Our love for our spouse is the same way – it LEAKS!
AS bad as this sounds, it’s quite true. My wife keeps telling me that she wants to feel me courting her again – just like when we were dating.
At first this was mind-boggling to me.
But as I tread on this journey of marriage, it is becoming clearer that I have simply not been intentional in my love for my wife.
I have gone off from zero proximity.
What I need to do to go back again is be INTENTIONAL – pouring in time, effort, words, sincerity and godliness back in our relationship.
At the same time, this DEMANDS saying NO to things that would try to increase that proximity to 1.
Yes – just 1.
Because proximity doesn’t go off from zero to 5. It goes off by 1’s.
So before it starts, deny yourself that privilege.
Marriage is not a privilege, it is a ‘giving up of the self’.

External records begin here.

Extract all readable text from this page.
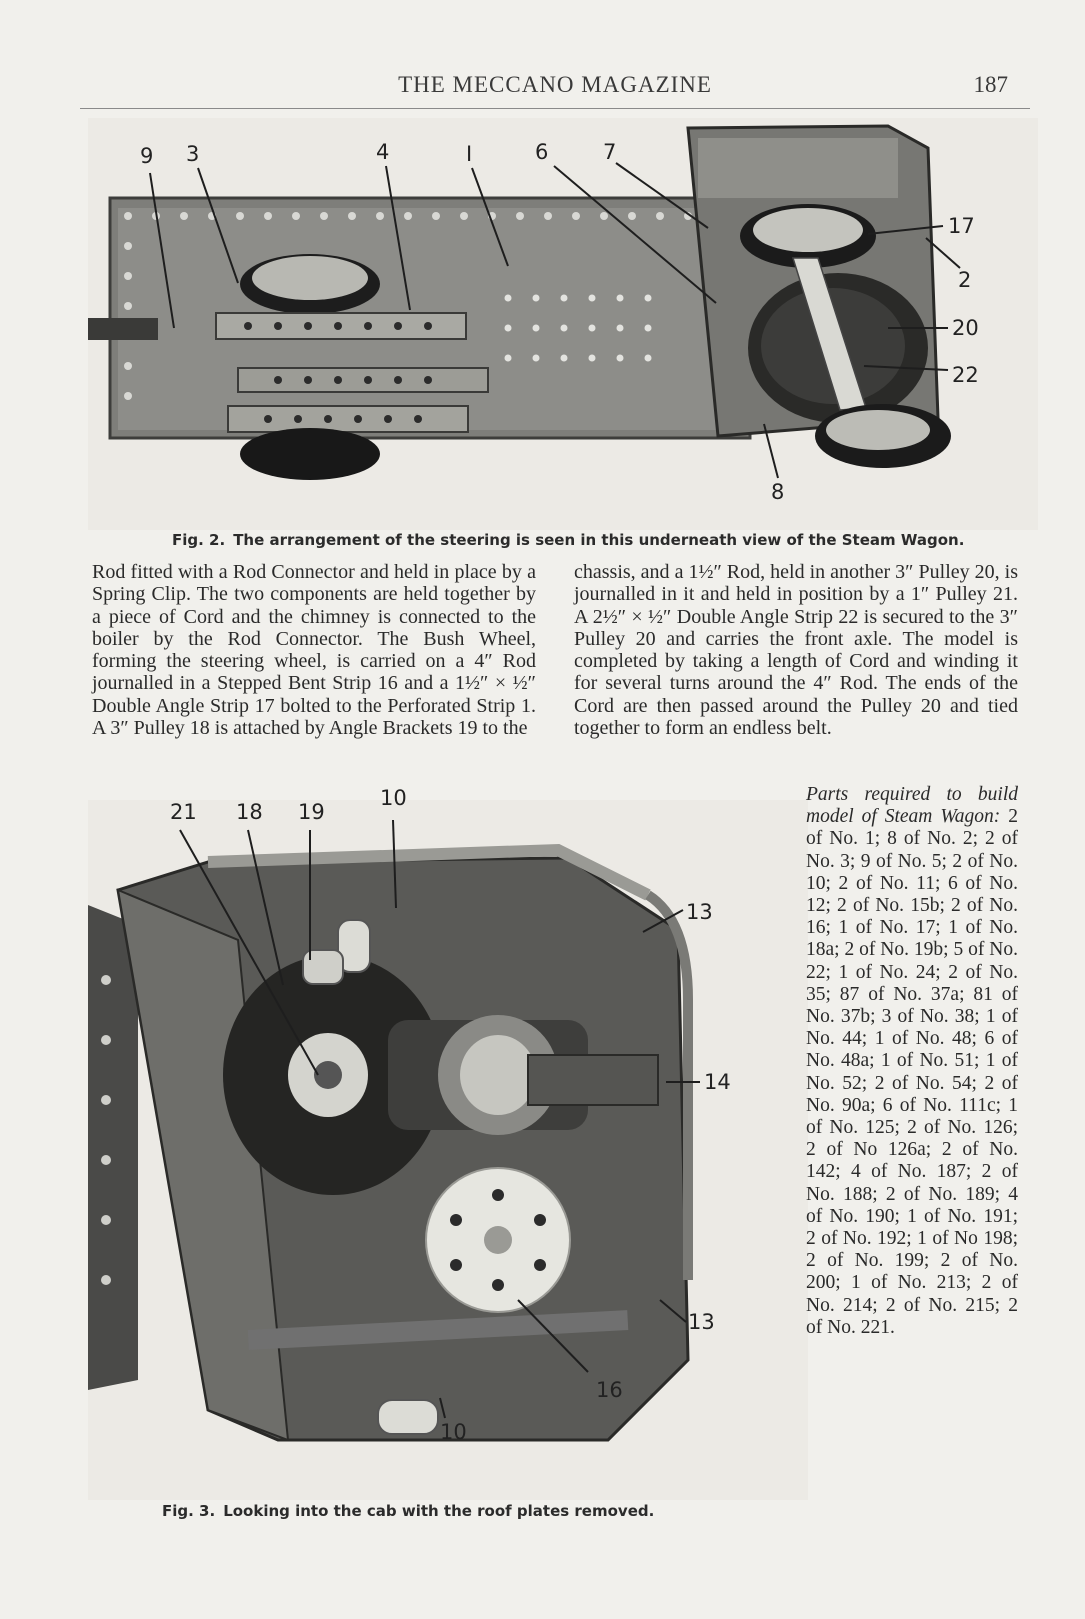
THE MECCANO MAGAZINE	187
9 3	4	I	6	7
17
2
20
22
8
Fig. 2. The arrangement of the steering is seen in this underneath view of the Steam Wagon.

Rod fitted with a Rod Connector and held in place by a Spring Clip. The two components are held together by a piece of Cord and the chimney is connected to the boiler by the Rod Connector. The Bush Wheel, forming the steering wheel, is carried on a 4″ Rod journalled in a Stepped Bent Strip 16 and a 1½″ × ½″ Double Angle Strip 17 bolted to the Perforated Strip 1. A 3″ Pulley 18 is attached by Angle Brackets 19 to the

chassis, and a 1½″ Rod, held in another 3″ Pulley 20, is journalled in it and held in position by a 1″ Pulley 21. A 2½″ × ½″ Double Angle Strip 22 is secured to the 3″ Pulley 20 and carries the front axle. The model is completed by taking a length of Cord and winding it for several turns around the 4″ Rod. The ends of the Cord are then passed around the Pulley 20 and tied together to form an endless belt.

21 18 19
10
13
14
13
16
10
Fig. 3. Looking into the cab with the roof plates removed.

Parts required to build model of Steam Wagon: 2 of No. 1; 8 of No. 2; 2 of No. 3; 9 of No. 5; 2 of No. 10; 2 of No. 11; 6 of No. 12; 2 of No. 15b; 2 of No. 16; 1 of No. 17; 1 of No. 18a; 2 of No. 19b; 5 of No. 22; 1 of No. 24; 2 of No. 35; 87 of No. 37a; 81 of No. 37b; 3 of No. 38; 1 of No. 44; 1 of No. 48; 6 of No. 48a; 1 of No. 51; 1 of No. 52; 2 of No. 54; 2 of No. 90a; 6 of No. 111c; 1 of No. 125; 2 of No. 126; 2 of No 126a; 2 of No. 142; 4 of No. 187; 2 of No. 188; 2 of No. 189; 4 of No. 190; 1 of No. 191; 2 of No. 192; 1 of No 198; 2 of No. 199; 2 of No. 200; 1 of No. 213; 2 of No. 214; 2 of No. 215; 2 of No. 221.
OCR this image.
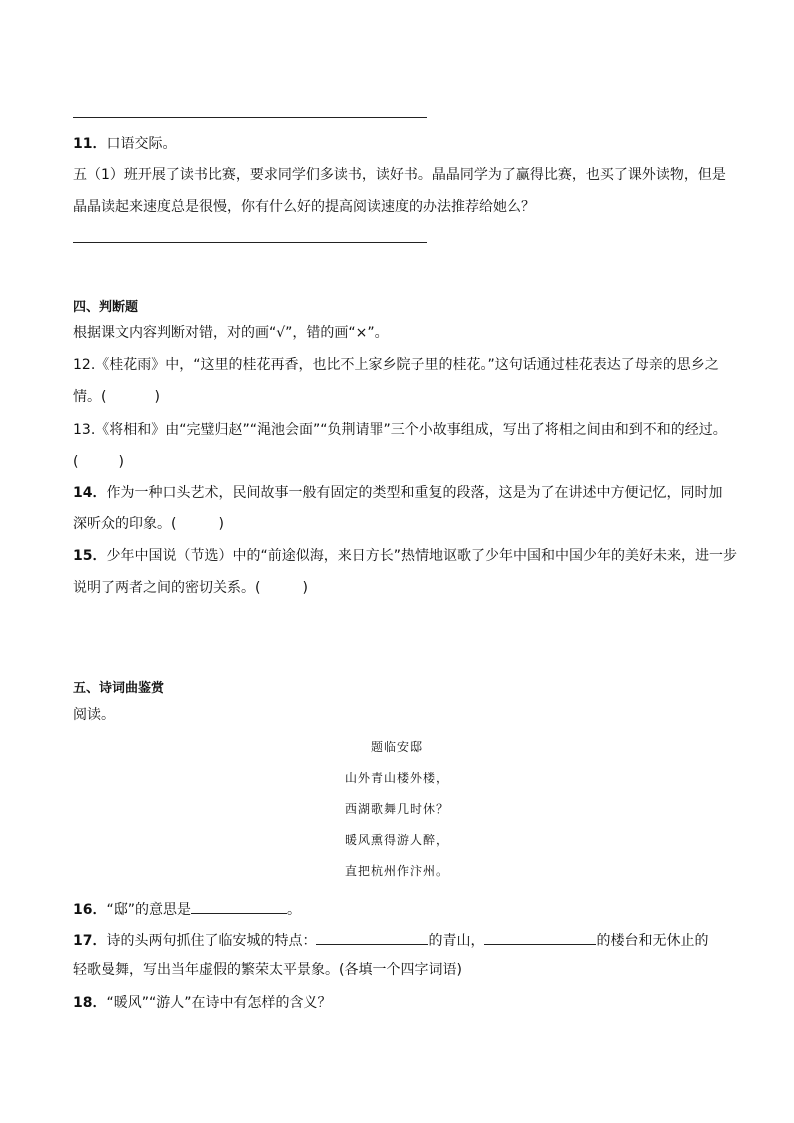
11．口语交际。
五（1）班开展了读书比赛，要求同学们多读书，读好书。晶晶同学为了赢得比赛，也买了课外读物，但是
晶晶读起来速度总是很慢，你有什么好的提高阅读速度的办法推荐给她么？
四、判断题
根据课文内容判断对错，对的画“√”，错的画“×”。
12.《桂花雨》中，“这里的桂花再香，也比不上家乡院子里的桂花。”这句话通过桂花表达了母亲的思乡之
情。(	)
13.《将相和》由“完璧归赵”“渑池会面”“负荆请罪”三个小故事组成，写出了将相之间由和到不和的经过。
(	)
14．作为一种口头艺术，民间故事一般有固定的类型和重复的段落，这是为了在讲述中方便记忆，同时加
深听众的印象。(	)
15．少年中国说（节选）中的“前途似海，来日方长”热情地讴歌了少年中国和中国少年的美好未来，进一步
说明了两者之间的密切关系。(	)
五、诗词曲鉴赏
阅读。
题临安邸
山外青山楼外楼，
西湖歌舞几时休？
暖风熏得游人醉，
直把杭州作汴州。
16．“邸”的意思是	。
17．诗的头两句抓住了临安城的特点：	的青山，	的楼台和无休止的
轻歌曼舞，写出当年虚假的繁荣太平景象。(各填一个四字词语)
18．“暖风”“游人”在诗中有怎样的含义？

“Husbands, love your wives, just as Christ loved the church and gave himself up for her.” – Ephesians 5:25
This is THE TEMPTATION for us husbands. It is not so much as another woman who is more beautiful or sexy. It is PUTTING OURSELVES FIRST over our wife.
This is why so many husbands struggle with pornography.
This is why so many husbands struggle with alcohol.
This is why so many husbands struggle with video games.
And the list goes on.
The first human relationship that God has established is between husband and wife. That is how important marriage is to the world.
Keep your proximity at zero. Be intentional about saying ‘no’ to increments and saying ‘yes’ to refilling your relationship with your wife.
That is how you become a godly husband.